That's not new, LetsEncrypt just didn't solve it. And if you think this is the only single point of failure in the stack, I have news for you.

▲

greyface- 15 hours ago | parent [-]

It's absolutely new. No HTML5 features were restricted to secure origins only pre-LE. Today, many are. Google was able to push these requirements in large part due to Let's Encrypt's success making secure origins ubiquitous.

▲

ekr____ 15 hours ago | parent [-]

The order of events is a bit more complicated than this.

Google initially proposed restricting powerful features to secure origins back in February of 2015 (https://web.archive.org/web/20150125103531/https://www.chrom...) and Mozilla proposed requiring secure origins for all new features in April of 2015 (https://blog.mozilla.org/security/2015/04/30/deprecating-non...). Let's Encrypt issued its first certificate in September of 2015.

This isn't to say that these two things are unrelated: Mozilla obviously knew about Let's Encrypt and we considered it an important complement for this kind of policy, and at least some people at Chrome knew about LE, though I'm not sure how it played into their thinking. However, it's not as simple as "LE happened and then people started pushing for secure origins for new features".

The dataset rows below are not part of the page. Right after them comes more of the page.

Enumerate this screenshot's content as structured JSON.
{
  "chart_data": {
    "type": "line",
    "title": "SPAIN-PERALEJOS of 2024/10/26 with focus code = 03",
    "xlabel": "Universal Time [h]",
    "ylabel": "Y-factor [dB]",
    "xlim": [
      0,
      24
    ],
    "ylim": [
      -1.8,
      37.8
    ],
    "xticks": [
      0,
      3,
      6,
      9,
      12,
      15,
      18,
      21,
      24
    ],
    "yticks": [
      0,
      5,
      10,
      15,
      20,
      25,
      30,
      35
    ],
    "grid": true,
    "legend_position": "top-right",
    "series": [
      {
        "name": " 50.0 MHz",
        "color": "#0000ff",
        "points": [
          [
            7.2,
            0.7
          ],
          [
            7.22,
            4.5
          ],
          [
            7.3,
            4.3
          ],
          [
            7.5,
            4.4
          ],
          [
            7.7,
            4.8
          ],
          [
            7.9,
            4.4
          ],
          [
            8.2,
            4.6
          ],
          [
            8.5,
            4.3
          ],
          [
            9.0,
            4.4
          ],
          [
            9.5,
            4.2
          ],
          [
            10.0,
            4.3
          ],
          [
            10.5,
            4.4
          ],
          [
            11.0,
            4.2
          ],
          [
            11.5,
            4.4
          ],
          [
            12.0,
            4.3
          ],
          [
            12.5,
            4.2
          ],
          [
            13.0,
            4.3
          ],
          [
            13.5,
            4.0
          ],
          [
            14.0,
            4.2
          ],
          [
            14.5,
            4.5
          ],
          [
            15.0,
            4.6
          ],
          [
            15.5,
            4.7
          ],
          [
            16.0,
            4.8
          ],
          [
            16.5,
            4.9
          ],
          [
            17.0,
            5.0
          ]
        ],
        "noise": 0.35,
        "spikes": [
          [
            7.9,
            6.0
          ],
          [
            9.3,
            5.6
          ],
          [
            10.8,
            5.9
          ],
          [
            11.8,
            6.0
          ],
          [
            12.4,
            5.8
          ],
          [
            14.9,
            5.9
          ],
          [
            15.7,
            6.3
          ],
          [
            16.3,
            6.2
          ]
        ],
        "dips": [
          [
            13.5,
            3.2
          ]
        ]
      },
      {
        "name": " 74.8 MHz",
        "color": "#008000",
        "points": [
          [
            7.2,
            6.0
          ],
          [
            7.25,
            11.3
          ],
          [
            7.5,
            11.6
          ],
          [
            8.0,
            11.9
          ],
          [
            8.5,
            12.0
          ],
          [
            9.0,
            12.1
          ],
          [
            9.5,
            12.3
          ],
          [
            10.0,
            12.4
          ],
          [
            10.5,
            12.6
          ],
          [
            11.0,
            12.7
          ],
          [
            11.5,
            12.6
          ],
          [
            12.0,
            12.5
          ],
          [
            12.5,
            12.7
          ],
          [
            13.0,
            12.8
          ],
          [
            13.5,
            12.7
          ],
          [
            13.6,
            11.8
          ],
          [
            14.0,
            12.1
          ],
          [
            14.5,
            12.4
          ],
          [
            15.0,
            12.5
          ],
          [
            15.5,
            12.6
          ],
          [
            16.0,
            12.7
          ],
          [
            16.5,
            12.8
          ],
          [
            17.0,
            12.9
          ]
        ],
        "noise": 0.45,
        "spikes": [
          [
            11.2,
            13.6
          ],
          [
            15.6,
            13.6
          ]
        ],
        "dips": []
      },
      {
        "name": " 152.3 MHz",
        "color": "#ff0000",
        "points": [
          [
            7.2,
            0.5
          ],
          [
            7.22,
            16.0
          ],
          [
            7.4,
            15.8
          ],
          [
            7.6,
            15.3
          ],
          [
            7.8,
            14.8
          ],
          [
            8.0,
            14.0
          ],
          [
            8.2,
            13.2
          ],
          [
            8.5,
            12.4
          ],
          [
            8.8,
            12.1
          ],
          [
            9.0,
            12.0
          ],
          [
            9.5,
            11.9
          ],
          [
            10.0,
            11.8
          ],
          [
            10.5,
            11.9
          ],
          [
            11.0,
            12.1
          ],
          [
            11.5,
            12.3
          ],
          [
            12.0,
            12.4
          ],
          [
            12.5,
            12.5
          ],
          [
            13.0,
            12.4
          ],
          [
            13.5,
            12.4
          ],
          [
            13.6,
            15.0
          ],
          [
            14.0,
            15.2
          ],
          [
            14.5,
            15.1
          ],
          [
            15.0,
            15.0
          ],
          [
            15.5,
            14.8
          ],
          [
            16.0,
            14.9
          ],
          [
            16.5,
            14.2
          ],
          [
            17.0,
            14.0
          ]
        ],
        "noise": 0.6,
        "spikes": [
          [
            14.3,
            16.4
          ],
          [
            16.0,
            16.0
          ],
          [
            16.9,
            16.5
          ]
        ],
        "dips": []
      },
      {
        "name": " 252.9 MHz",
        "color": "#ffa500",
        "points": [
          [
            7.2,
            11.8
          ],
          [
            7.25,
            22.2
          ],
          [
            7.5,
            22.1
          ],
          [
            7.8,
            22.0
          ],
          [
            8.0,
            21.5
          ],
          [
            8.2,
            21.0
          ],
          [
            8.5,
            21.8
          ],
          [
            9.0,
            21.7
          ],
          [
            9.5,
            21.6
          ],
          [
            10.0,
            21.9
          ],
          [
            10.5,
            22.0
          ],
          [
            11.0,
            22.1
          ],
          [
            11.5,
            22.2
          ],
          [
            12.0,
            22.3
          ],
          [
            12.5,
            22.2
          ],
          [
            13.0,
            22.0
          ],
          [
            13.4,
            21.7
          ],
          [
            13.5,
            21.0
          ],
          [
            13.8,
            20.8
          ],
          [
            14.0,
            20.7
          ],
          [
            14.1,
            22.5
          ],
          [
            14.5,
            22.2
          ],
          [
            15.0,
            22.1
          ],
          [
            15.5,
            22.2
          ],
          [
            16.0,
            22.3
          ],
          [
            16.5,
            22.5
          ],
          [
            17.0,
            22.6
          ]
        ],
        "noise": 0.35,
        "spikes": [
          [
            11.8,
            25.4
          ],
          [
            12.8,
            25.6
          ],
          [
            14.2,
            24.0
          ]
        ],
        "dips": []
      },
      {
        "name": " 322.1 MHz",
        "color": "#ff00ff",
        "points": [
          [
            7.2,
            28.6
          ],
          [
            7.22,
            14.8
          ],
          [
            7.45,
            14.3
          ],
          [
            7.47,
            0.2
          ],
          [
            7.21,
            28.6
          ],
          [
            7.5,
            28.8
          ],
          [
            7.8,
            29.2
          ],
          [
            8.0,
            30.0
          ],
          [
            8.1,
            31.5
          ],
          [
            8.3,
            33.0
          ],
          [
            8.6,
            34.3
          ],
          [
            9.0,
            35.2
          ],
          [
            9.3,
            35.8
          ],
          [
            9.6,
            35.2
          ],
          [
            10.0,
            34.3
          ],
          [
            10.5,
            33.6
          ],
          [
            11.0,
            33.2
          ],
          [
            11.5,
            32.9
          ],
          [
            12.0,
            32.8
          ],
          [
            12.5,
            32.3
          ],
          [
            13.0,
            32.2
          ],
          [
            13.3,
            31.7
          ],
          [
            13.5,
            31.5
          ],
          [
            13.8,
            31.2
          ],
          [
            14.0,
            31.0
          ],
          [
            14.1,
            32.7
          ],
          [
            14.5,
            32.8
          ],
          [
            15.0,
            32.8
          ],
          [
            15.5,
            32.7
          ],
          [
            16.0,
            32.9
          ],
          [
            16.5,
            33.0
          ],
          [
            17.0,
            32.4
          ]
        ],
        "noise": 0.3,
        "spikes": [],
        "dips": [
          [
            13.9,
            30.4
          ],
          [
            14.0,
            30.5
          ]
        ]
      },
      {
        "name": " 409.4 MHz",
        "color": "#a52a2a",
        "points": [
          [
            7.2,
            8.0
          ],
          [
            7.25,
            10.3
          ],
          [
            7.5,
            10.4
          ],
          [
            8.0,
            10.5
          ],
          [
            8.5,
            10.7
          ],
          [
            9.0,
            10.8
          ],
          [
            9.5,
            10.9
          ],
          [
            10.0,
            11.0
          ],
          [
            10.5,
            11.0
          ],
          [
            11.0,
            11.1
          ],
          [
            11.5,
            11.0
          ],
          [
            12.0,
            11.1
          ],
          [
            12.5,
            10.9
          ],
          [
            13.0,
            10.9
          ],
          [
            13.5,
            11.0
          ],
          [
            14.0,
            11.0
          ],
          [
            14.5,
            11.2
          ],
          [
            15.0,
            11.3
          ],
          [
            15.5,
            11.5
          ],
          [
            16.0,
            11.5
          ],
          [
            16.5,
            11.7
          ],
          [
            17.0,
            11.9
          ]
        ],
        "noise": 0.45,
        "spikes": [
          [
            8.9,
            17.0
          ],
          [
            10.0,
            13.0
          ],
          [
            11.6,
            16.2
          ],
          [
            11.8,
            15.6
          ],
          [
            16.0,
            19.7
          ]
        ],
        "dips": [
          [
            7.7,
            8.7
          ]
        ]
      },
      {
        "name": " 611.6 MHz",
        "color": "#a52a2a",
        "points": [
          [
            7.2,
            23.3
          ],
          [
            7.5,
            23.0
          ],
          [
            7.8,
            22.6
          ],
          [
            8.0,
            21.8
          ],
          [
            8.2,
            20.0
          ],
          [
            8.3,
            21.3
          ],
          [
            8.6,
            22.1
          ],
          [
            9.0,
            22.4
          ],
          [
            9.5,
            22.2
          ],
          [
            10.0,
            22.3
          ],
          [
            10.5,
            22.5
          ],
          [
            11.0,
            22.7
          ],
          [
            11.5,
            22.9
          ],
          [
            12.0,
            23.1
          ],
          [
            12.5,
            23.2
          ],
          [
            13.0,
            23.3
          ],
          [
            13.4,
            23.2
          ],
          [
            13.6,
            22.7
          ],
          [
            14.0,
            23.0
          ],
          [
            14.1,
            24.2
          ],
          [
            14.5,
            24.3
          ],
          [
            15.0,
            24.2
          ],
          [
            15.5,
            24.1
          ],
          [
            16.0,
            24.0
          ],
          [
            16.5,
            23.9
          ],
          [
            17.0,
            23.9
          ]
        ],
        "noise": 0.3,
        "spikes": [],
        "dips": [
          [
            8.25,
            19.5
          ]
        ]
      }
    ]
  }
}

	▲	bruce511 6 hours ago \| parent [-]
		I'd also argue, very necessary. A lot of thd new APIs have to do with accessing hardware. Camera, Microphone, Serial ports (currently experimental) etc. Given how easy a MITM attack to injection JavaScript or HTML into insecure pages is, a world where insecure pages had access to hardware makes that hardware very vulnerable. Even though all you'd be doing is reading some random blog etc. To those who still think serving HTTP is some sort of principled stand, just be aware that injecting malware onto your page at delivery time is pretty trivial. Quite honestly, and I mean this in a constructive way, it doesn't signal "principles" it signals "incompetence".